In a study led by Kossenkov and his colleagues [5], findings revealed that a gene associated with mitochondrial dysfunction is also linked to aggressive cancer subtypes. This molecular signature is associated with low patient survival rates as patients become treatment resistant. This mitochondrial protein, called Mic60, has been implicated in poor patient outcomes in those with cancer. 

What is Mic60? 

Mic60 is known as IMMT or inner membrane mitochondrial protein. It is also called mitfilin, an essential protein required for building the structure of the mitochondria. Mic60 or mitofilin has an impact on tumour metabolism and mitochondrial functions. 

What are the actions of Mic60? 

Kossenkov collaborated with several researchers from other countries [5] and discovered that an 11-gene Mic60-low signature is associated with treatment failure, aggressive disease or cancer, shortened survival and local inflammation. 

Findings reported that the Mic60-low gene signature could be used to examine the disease’s stage and predict patients’ response to treatment. As shown in the study, the 11-gene Mic60-low signature could be used as a biomarker or simple tool to estimate the risk for specific cancers such as pancreatic ductal adenocarcinoma and, potentially, other forms of cancer. 

However, the Mic60 as a biomarker must be verified in more extensive clinical trials.
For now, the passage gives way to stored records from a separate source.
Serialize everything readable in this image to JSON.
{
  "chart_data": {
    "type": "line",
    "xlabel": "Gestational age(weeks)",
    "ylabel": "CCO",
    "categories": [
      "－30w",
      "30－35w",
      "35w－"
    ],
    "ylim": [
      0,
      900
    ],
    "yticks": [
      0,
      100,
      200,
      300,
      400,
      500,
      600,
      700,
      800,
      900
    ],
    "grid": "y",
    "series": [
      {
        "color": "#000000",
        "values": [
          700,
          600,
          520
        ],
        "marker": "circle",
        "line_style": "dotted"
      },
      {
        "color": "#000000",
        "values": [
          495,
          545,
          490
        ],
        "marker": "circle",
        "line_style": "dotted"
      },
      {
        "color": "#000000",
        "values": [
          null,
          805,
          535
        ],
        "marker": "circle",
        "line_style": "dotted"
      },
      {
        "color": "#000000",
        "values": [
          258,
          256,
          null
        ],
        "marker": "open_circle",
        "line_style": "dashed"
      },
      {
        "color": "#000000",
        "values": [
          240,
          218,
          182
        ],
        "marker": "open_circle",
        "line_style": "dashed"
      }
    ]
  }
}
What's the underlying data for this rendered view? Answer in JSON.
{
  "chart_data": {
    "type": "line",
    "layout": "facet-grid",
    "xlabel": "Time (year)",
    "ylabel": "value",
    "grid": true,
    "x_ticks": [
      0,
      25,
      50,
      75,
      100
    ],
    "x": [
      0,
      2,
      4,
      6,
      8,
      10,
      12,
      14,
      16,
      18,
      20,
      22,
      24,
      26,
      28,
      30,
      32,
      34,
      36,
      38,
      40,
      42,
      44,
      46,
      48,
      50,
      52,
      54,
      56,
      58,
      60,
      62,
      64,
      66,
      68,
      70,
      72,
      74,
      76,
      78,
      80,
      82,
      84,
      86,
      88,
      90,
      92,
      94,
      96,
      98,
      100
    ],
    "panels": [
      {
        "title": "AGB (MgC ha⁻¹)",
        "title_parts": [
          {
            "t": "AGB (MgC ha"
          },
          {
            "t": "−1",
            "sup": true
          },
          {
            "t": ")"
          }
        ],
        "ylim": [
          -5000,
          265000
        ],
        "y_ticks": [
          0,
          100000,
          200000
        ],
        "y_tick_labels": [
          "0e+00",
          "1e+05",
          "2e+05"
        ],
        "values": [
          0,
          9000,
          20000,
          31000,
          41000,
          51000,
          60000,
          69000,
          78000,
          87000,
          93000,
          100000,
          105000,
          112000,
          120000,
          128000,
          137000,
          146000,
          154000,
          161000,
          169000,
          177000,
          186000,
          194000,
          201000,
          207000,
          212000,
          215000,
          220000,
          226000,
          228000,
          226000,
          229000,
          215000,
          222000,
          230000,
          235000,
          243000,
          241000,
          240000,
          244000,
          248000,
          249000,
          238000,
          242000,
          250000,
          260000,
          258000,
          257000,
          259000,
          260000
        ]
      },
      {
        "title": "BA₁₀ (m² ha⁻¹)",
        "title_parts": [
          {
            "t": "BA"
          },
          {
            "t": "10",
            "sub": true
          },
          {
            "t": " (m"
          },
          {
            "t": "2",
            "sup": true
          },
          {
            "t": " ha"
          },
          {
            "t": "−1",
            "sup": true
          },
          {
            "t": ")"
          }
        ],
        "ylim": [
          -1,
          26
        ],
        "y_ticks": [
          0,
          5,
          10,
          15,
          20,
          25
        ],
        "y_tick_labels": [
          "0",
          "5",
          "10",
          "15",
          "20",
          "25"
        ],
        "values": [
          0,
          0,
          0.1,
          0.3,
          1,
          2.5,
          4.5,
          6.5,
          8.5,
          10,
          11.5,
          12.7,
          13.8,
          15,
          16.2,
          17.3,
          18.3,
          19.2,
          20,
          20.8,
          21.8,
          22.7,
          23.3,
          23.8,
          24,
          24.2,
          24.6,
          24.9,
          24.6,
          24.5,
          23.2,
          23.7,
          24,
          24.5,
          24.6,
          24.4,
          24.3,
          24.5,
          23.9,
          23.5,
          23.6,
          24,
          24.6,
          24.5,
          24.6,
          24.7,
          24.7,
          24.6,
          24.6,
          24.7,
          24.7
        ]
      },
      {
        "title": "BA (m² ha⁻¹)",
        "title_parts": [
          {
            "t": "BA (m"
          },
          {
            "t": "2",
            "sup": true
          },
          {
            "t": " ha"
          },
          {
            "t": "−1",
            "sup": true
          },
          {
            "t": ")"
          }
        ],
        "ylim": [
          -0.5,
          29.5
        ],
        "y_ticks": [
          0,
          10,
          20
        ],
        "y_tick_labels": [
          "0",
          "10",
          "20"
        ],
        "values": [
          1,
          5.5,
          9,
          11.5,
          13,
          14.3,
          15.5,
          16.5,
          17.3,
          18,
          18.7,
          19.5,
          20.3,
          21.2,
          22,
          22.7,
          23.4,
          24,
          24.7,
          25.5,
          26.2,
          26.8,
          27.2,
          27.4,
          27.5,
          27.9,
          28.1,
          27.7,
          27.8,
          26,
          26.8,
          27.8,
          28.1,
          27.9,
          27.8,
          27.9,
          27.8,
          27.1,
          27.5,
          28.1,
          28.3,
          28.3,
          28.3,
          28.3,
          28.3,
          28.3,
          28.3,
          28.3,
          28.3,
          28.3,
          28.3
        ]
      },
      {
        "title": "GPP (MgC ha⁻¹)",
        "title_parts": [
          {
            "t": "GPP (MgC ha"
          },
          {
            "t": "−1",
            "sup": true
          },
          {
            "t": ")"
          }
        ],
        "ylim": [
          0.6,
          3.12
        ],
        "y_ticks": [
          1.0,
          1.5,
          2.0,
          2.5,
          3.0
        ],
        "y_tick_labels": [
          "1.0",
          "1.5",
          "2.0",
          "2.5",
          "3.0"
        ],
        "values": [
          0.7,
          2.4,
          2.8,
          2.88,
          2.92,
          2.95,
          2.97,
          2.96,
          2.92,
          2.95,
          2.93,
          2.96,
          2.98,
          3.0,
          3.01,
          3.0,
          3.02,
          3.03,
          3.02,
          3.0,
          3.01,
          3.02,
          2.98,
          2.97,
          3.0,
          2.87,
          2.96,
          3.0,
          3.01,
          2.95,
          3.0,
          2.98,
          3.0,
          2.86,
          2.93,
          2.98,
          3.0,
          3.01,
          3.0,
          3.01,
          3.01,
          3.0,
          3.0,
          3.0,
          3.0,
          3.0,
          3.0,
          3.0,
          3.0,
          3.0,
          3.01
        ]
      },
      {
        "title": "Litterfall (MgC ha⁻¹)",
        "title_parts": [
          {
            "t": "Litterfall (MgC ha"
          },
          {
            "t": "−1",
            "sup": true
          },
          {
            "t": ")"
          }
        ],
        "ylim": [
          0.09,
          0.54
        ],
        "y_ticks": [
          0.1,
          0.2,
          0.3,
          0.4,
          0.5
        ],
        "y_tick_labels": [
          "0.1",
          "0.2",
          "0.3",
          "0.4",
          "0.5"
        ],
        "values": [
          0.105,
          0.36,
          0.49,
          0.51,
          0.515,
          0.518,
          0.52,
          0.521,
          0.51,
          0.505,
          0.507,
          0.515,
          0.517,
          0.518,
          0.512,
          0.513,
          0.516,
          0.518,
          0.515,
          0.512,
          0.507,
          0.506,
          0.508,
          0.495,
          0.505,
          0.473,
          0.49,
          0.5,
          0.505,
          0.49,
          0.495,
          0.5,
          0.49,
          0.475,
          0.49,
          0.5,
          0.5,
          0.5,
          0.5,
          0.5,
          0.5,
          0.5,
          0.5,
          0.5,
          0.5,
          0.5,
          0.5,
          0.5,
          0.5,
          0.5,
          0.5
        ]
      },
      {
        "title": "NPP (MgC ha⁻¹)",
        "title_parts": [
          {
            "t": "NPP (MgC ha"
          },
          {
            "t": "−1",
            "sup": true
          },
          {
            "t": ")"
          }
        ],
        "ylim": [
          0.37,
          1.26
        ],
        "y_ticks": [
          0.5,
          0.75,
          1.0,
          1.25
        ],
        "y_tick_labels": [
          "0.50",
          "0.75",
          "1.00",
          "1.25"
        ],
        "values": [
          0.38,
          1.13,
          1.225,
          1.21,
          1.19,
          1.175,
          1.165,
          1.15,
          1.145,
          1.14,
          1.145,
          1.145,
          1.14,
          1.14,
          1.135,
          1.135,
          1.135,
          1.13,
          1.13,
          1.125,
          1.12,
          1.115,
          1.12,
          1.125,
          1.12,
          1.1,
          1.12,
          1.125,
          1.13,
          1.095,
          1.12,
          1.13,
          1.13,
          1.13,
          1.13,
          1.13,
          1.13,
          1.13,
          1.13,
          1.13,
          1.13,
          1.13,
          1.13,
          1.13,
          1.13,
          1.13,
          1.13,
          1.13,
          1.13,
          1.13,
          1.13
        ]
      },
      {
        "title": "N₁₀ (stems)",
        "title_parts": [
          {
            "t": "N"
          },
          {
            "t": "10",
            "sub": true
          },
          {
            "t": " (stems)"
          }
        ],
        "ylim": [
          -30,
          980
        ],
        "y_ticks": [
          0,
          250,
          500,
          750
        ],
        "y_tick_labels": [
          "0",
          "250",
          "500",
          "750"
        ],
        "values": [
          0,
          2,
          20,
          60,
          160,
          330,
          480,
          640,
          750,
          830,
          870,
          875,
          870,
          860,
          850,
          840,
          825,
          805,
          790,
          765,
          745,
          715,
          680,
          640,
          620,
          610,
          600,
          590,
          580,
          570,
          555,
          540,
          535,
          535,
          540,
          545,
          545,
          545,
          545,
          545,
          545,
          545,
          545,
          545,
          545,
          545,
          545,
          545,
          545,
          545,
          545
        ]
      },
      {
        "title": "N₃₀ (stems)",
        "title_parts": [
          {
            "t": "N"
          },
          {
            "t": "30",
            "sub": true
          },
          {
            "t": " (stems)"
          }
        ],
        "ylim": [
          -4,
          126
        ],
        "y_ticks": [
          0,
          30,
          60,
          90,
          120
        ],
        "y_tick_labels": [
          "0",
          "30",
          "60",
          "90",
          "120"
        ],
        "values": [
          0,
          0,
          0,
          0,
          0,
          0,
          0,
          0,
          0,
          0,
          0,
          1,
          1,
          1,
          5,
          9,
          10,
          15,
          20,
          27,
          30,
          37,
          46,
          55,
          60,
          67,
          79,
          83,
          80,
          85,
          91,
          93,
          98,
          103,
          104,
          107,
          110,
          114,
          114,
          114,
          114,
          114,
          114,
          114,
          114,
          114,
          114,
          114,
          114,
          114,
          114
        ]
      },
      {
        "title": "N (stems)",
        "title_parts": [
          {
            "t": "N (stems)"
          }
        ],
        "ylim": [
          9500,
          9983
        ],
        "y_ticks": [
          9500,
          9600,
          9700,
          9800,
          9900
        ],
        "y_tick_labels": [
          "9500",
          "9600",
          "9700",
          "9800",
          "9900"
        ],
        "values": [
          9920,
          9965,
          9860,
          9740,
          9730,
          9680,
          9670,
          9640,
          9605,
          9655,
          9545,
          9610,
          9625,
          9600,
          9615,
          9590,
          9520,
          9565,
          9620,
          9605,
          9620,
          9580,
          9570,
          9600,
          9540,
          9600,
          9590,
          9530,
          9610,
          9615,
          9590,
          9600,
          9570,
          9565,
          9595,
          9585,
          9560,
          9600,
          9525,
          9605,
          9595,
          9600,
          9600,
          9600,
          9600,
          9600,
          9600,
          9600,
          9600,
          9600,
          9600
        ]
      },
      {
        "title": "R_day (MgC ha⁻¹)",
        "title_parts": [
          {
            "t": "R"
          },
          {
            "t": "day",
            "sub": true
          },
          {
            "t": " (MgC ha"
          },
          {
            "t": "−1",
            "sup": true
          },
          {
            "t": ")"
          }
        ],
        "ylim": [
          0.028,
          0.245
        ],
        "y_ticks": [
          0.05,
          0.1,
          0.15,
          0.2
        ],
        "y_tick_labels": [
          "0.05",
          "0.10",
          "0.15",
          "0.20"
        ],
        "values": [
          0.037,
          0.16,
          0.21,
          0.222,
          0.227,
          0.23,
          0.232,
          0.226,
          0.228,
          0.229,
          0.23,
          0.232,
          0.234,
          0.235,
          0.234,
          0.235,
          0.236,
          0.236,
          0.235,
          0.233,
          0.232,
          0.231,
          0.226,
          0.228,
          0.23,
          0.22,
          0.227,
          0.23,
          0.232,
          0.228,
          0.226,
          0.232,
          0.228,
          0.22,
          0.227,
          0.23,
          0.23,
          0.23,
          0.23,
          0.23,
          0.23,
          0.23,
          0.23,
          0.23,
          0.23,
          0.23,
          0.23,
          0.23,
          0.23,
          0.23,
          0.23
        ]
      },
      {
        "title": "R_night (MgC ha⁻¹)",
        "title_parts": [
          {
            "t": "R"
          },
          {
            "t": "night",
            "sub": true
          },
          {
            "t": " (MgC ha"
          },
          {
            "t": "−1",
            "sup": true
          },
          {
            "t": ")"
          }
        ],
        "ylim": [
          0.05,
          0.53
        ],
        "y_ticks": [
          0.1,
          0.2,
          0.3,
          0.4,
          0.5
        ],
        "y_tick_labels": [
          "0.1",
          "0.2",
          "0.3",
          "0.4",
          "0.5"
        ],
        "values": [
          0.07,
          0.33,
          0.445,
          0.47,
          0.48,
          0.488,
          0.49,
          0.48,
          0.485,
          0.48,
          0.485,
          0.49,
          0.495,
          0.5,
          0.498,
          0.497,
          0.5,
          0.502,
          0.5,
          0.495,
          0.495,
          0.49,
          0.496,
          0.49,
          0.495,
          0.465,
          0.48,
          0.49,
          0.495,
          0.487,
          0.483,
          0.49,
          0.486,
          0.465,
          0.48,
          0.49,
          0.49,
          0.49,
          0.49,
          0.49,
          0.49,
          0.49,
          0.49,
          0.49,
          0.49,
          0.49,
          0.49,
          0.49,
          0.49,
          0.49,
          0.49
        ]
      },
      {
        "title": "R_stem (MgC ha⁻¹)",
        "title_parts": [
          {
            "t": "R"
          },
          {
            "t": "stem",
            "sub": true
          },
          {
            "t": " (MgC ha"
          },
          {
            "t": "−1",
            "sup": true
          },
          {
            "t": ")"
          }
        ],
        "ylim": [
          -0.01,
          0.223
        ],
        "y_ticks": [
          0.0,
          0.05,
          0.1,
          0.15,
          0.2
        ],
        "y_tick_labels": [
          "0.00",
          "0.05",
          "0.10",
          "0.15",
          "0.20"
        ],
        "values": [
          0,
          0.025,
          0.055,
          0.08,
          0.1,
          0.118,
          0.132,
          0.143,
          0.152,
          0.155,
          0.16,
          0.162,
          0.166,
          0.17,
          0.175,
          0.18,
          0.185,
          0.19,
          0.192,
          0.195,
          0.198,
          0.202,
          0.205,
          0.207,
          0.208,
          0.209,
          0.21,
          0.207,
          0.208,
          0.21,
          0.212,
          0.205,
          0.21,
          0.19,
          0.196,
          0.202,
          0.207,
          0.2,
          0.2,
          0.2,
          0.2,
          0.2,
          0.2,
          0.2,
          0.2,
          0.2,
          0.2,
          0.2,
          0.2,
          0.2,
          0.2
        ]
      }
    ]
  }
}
Results from these future trials will help inform clinicians and investigators if the 11-gene Mic60-low signature is a valuable tool in predicting or estimating cancer risk and determining which group of patients would most likely respond to treatment. 

Are there still gaps in understanding how mtDNA mutations lead to cancer? 

Mitochondrial mutations appear to be expected, as many cancers present with mtDNA mutations. However, the causal roles of mtDNA mutations in cancer development are still not completely understood. There are still many concerns and issues on how mtDNA mutations cause cancer that remain unanswered. An understanding of why specific mtDNA mutations are more prevalent in one type of cancer and not in a different kind of cancer is needed to understand the formation of cancer better. This difference may be partly due to the mechanisms of different types of cancers. Notably, other cancer types’ mechanisms of cancer development are not universal. There are differences in cancer pathways, which could explain differences in the number of mitochondrial mutations. 

Mitochondrial DNA mutations could occur in the electron transport or respiratory chain, leading to oxidative stress. It should be noted that mild to moderate mitochondrial dysfunction could lead to the generation of ROS, while severe dysfunction of the mitochondria can lead to cellular death. In turn, this leads to tumour growth inhibition as cells undergo death or apoptosis. 

Understanding the mitochondria’s complex involvement in cancer development would help healthcare practitioners design better treatments for their patients. More excellent knowledge on how cancers are formed could inform investigators and clinicians which proteins and mechanisms to target to prevent cancer. Finally, identifying the biomarkers of mitochondrial dysfunctions may be vital in predicting patient outcomes and treatment of specific cancers.